Clifford considers Montgomery County as the birthplace of marriage equality in Pennsylvania because it was the county’s register of wills who first began issuing marriage licenses after the U.S. Supreme Court struck down the federal ban on same-sex marriage but before Pennsylvania’s similar law was struck.
There’s still a lot of work to do, Clifford said June 26.
“But today is a day to celebrate,” he said.
Because same-sex marriage has been legal in Pennsylvania for a little more than a year, in a practical sense, the ruling maintains the status quo, attorneys said. However, Pennsylvania was one of the states where marriage equality could have been overturned by the Obergefell decision, and that could have “led to some chaos,” Culhane said.
According to Culhane, the ruling will make life easier for same-sex couples in Pennsylvania whose activities cross state lines. He cited examples of a same-sex couple in Pennsylvania trying to adopt a child from a state that did not recognize their union, or a same-sex couple getting into a car accident while driving through Ohio, where their marriage was not recognized until June 26.
“All of those issues are gone,” Culhane said.
Ballard Spahr partner Dee Spagnuolo and her wife were the first couple to get a marriage license from that register of wills. For them, Jones’ ruling in Whitewood v.

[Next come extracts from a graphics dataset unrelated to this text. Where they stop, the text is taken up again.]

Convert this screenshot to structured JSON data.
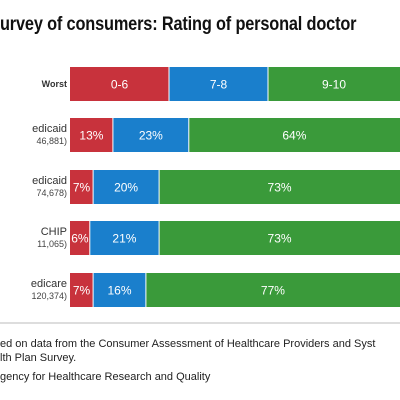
{
  "title": "urvey of consumers: Rating of personal doctor",
  "chart_data": {
    "type": "bar",
    "orientation": "horizontal",
    "stacked": true,
    "unit": "percent",
    "xlim": [
      0,
      100
    ],
    "segment_labels": [
      "0-6",
      "7-8",
      "9-10"
    ],
    "colors": [
      "#c8323c",
      "#1a7fcc",
      "#3a9a3a"
    ],
    "rows": [
      {
        "label": "Worst",
        "sublabel": "",
        "legend_row": true,
        "values": [
          30,
          30,
          40
        ],
        "value_labels": [
          "0-6",
          "7-8",
          "9-10"
        ]
      },
      {
        "label": "edicaid",
        "sublabel": "46,881)",
        "values": [
          13,
          23,
          64
        ],
        "value_labels": [
          "13%",
          "23%",
          "64%"
        ]
      },
      {
        "label": "edicaid",
        "sublabel": "74,678)",
        "values": [
          7,
          20,
          73
        ],
        "value_labels": [
          "7%",
          "20%",
          "73%"
        ]
      },
      {
        "label": "CHIP",
        "sublabel": "11,065)",
        "values": [
          6,
          21,
          73
        ],
        "value_labels": [
          "6%",
          "21%",
          "73%"
        ]
      },
      {
        "label": "edicare",
        "sublabel": "120,374)",
        "values": [
          7,
          16,
          77
        ],
        "value_labels": [
          "7%",
          "16%",
          "77%"
        ]
      }
    ]
  },
  "footnote": {
    "line1": "ed on data from the Consumer Assessment of Healthcare Providers and Syst",
    "line2": "lth Plan Survey.",
    "line3": "gency for Healthcare Research and Quality"
  }
}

Wolf was the key ruling in upholding their nuptials.
Spagnuolo said the June 26 ruling elicited an emotional reaction.
“Even though we had been living as a married couple and Pennsylvania had already been through this process, this is still our country,” Spagnuolo said. “And it’s exciting to know that other couples across the country will have the same rights and benefits and protections and respect as we have been enjoying here in Pennsylvania.”
And the Obergefell ruling provided additional safeguards beyond what Pennsylvania’s legalization of same-sex marriage ensured, Spagnuolo said. She said a good portion of Obergefell dealt with children being raised by same-sex couples.
She and her wife, Sasha, have children who they have cross-adopted, and when they all traveled to a state that didn’t recognize same-sex marriage, the couple would bring a flash drive with the adoption order on it.
“To know that our highest court is recognizing my family, and my relationship and my personal dignity obviously means a lot to me as a lawyer,” Spagnuolo said.